Saturday, July 28, 2012

Keep Moving, Keep Breathing

I don’t like change. I’m more receptive to it than some people, but overall…I don’t like it. I’ve been with the same company for 28 years, I’ve known many of my friends since childhood. I get hysterical at the thought of someone I love moving out of town. I’ve only owned a handful of cars in my life, and only lived in a few different places. I like familiarity. I like things to be constant.

But in life, things can’t always stay the same. Sometimes they have to change. Sometimes people do move away. Sometimes cancer interrupts the annual birthday lunch you have become accustomed to. Sometimes families and relationships have to change too. They dissolve, or maybe just the dynamic of them changes. Either way, that’s a big one. When that happens, it’s hard to swallow. Even if it’s a necessary change, it’s not easy.

So for a person who is resistant to them, the life changes I am experiencing right now are bittersweet. I asked for them. I initiated them. For the past year now, I’ve been convinced I wanted them—and I did, but that doesn’t make them any easier.

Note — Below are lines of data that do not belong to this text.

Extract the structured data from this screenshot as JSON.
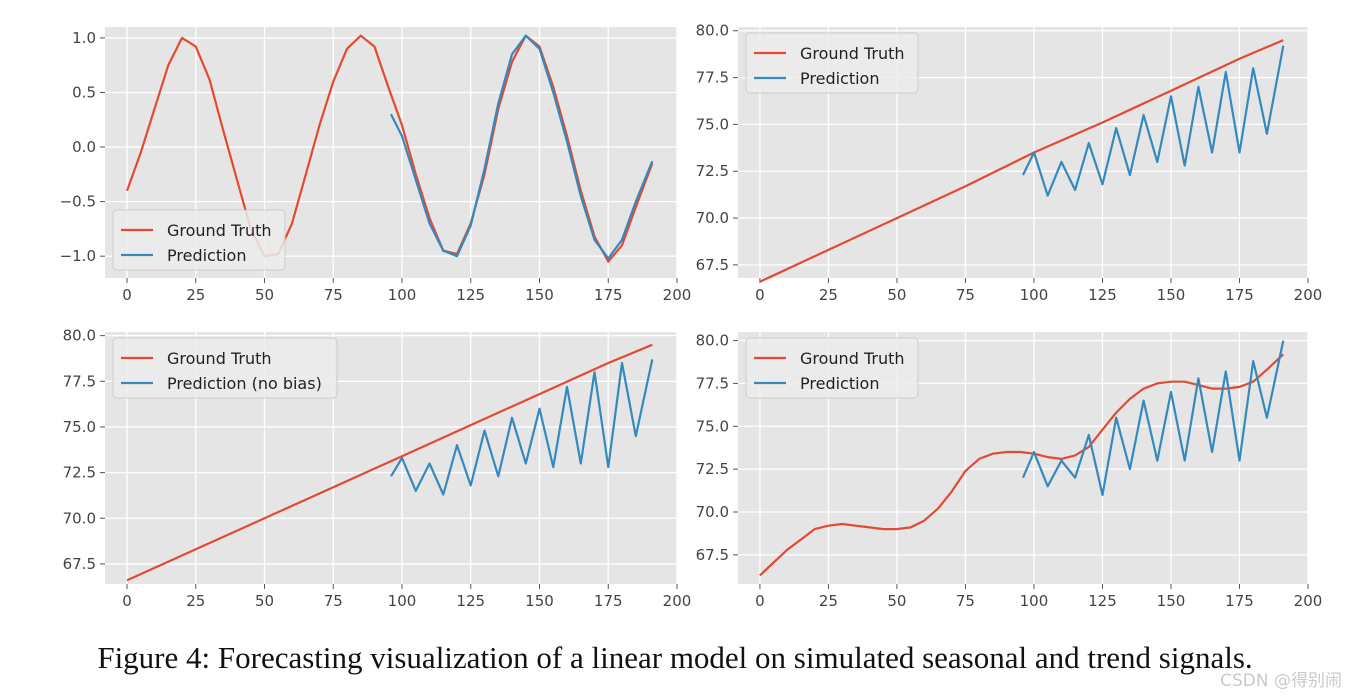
{
  "caption": "Figure 4: Forecasting visualization of a linear model on simulated seasonal and trend signals.",
  "watermark": "CSDN @得别闹",
  "colors": {
    "ground_truth": "#e24a33",
    "prediction": "#348abd",
    "axes_bg": "#e5e5e5",
    "grid": "#ffffff"
  },
  "chart_data": [
    {
      "type": "line",
      "title": "",
      "xlabel": "",
      "ylabel": "",
      "xlim": [
        -8,
        200
      ],
      "ylim": [
        -1.2,
        1.1
      ],
      "xticks": [
        0,
        25,
        50,
        75,
        100,
        125,
        150,
        175,
        200
      ],
      "yticks": [
        -1.0,
        -0.5,
        0.0,
        0.5,
        1.0
      ],
      "ytick_labels": [
        "−1.0",
        "−0.5",
        "0.0",
        "0.5",
        "1.0"
      ],
      "grid": true,
      "legend_position": "lower-left",
      "series": [
        {
          "name": "Ground Truth",
          "color_key": "ground_truth",
          "x": [
            0,
            5,
            10,
            15,
            20,
            25,
            30,
            35,
            40,
            45,
            50,
            55,
            60,
            65,
            70,
            75,
            80,
            85,
            90,
            95,
            100,
            105,
            110,
            115,
            120,
            125,
            130,
            135,
            140,
            145,
            150,
            155,
            160,
            165,
            170,
            175,
            180,
            185,
            191
          ],
          "y": [
            -0.4,
            -0.05,
            0.35,
            0.75,
            1.0,
            0.92,
            0.62,
            0.15,
            -0.3,
            -0.75,
            -1.0,
            -0.98,
            -0.7,
            -0.25,
            0.2,
            0.6,
            0.9,
            1.02,
            0.92,
            0.55,
            0.2,
            -0.25,
            -0.65,
            -0.95,
            -0.98,
            -0.7,
            -0.25,
            0.35,
            0.78,
            1.02,
            0.92,
            0.55,
            0.1,
            -0.4,
            -0.82,
            -1.05,
            -0.9,
            -0.55,
            -0.15
          ]
        },
        {
          "name": "Prediction",
          "color_key": "prediction",
          "x": [
            96,
            100,
            105,
            110,
            115,
            120,
            125,
            130,
            135,
            140,
            145,
            150,
            155,
            160,
            165,
            170,
            175,
            180,
            185,
            191
          ],
          "y": [
            0.3,
            0.1,
            -0.3,
            -0.7,
            -0.95,
            -1.0,
            -0.72,
            -0.2,
            0.4,
            0.85,
            1.02,
            0.9,
            0.5,
            0.05,
            -0.45,
            -0.85,
            -1.02,
            -0.85,
            -0.5,
            -0.13
          ]
        }
      ]
    },
    {
      "type": "line",
      "title": "",
      "xlabel": "",
      "ylabel": "",
      "xlim": [
        -8,
        200
      ],
      "ylim": [
        66.8,
        80.2
      ],
      "xticks": [
        0,
        25,
        50,
        75,
        100,
        125,
        150,
        175,
        200
      ],
      "yticks": [
        67.5,
        70.0,
        72.5,
        75.0,
        77.5,
        80.0
      ],
      "ytick_labels": [
        "67.5",
        "70.0",
        "72.5",
        "75.0",
        "77.5",
        "80.0"
      ],
      "grid": true,
      "legend_position": "upper-left",
      "series": [
        {
          "name": "Ground Truth",
          "color_key": "ground_truth",
          "x": [
            0,
            25,
            50,
            75,
            100,
            125,
            150,
            175,
            191
          ],
          "y": [
            66.6,
            68.3,
            70.0,
            71.7,
            73.5,
            75.1,
            76.8,
            78.5,
            79.5
          ]
        },
        {
          "name": "Prediction",
          "color_key": "prediction",
          "x": [
            96,
            100,
            105,
            110,
            115,
            120,
            125,
            130,
            135,
            140,
            145,
            150,
            155,
            160,
            165,
            170,
            175,
            180,
            185,
            191
          ],
          "y": [
            72.3,
            73.5,
            71.2,
            73.0,
            71.5,
            74.0,
            71.8,
            74.8,
            72.3,
            75.5,
            73.0,
            76.5,
            72.8,
            77.0,
            73.5,
            77.8,
            73.5,
            78.0,
            74.5,
            79.2
          ]
        }
      ]
    },
    {
      "type": "line",
      "title": "",
      "xlabel": "",
      "ylabel": "",
      "xlim": [
        -8,
        200
      ],
      "ylim": [
        66.4,
        80.2
      ],
      "xticks": [
        0,
        25,
        50,
        75,
        100,
        125,
        150,
        175,
        200
      ],
      "yticks": [
        67.5,
        70.0,
        72.5,
        75.0,
        77.5,
        80.0
      ],
      "ytick_labels": [
        "67.5",
        "70.0",
        "72.5",
        "75.0",
        "77.5",
        "80.0"
      ],
      "grid": true,
      "legend_position": "upper-left",
      "series": [
        {
          "name": "Ground Truth",
          "color_key": "ground_truth",
          "x": [
            0,
            25,
            50,
            75,
            100,
            125,
            150,
            175,
            191
          ],
          "y": [
            66.6,
            68.3,
            70.0,
            71.7,
            73.4,
            75.1,
            76.8,
            78.5,
            79.5
          ]
        },
        {
          "name": "Prediction (no bias)",
          "color_key": "prediction",
          "x": [
            96,
            100,
            105,
            110,
            115,
            120,
            125,
            130,
            135,
            140,
            145,
            150,
            155,
            160,
            165,
            170,
            175,
            180,
            185,
            191
          ],
          "y": [
            72.3,
            73.3,
            71.5,
            73.0,
            71.3,
            74.0,
            71.8,
            74.8,
            72.3,
            75.5,
            73.0,
            76.0,
            72.8,
            77.2,
            73.0,
            78.0,
            72.8,
            78.5,
            74.5,
            78.7
          ]
        }
      ]
    },
    {
      "type": "line",
      "title": "",
      "xlabel": "",
      "ylabel": "",
      "xlim": [
        -8,
        200
      ],
      "ylim": [
        65.8,
        80.5
      ],
      "xticks": [
        0,
        25,
        50,
        75,
        100,
        125,
        150,
        175,
        200
      ],
      "yticks": [
        67.5,
        70.0,
        72.5,
        75.0,
        77.5,
        80.0
      ],
      "ytick_labels": [
        "67.5",
        "70.0",
        "72.5",
        "75.0",
        "77.5",
        "80.0"
      ],
      "grid": true,
      "legend_position": "upper-left",
      "series": [
        {
          "name": "Ground Truth",
          "color_key": "ground_truth",
          "x": [
            0,
            10,
            20,
            25,
            30,
            35,
            40,
            45,
            50,
            55,
            60,
            65,
            70,
            75,
            80,
            85,
            90,
            95,
            100,
            105,
            110,
            115,
            120,
            125,
            130,
            135,
            140,
            145,
            150,
            155,
            160,
            165,
            170,
            175,
            180,
            185,
            191
          ],
          "y": [
            66.3,
            67.8,
            69.0,
            69.2,
            69.3,
            69.2,
            69.1,
            69.0,
            69.0,
            69.1,
            69.5,
            70.2,
            71.2,
            72.4,
            73.1,
            73.4,
            73.5,
            73.5,
            73.4,
            73.2,
            73.1,
            73.3,
            73.8,
            74.8,
            75.8,
            76.6,
            77.2,
            77.5,
            77.6,
            77.6,
            77.4,
            77.2,
            77.2,
            77.3,
            77.6,
            78.3,
            79.2
          ]
        },
        {
          "name": "Prediction",
          "color_key": "prediction",
          "x": [
            96,
            100,
            105,
            110,
            115,
            120,
            125,
            130,
            135,
            140,
            145,
            150,
            155,
            160,
            165,
            170,
            175,
            180,
            185,
            191
          ],
          "y": [
            72.0,
            73.5,
            71.5,
            73.0,
            72.0,
            74.5,
            71.0,
            75.5,
            72.5,
            76.5,
            73.0,
            77.0,
            73.0,
            77.8,
            73.5,
            78.2,
            73.0,
            78.8,
            75.5,
            80.0
          ]
        }
      ]
    }
  ]
}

I don’t have a lot to say right now. I’m just trying to focus on what’s best for me and my kids, and my husband. All four of us are important, and all four of us deserve to be happy. It’s a bumpy road, and it doesn’t feel familiar to me, but I’m forging ahead anyway.


Gordon said...

I think the important thing to remember about change is we like it until we get to a point where we're content, or in some cases, happy. Some people never get there, and they crave change forever. I choose a little peace and quiet, rather than a constant battle for a mysterious something that may never happen.

I think you're doing what you need to do.

Mary said...

As you know, I did not understand the choice you made for a very long time. But I am starting to. You are correct; many of us bounce around like a pinball, constantly changing, in search of that mysterious something that may never happen.

Somehow I feel we will all land on our feet in the end.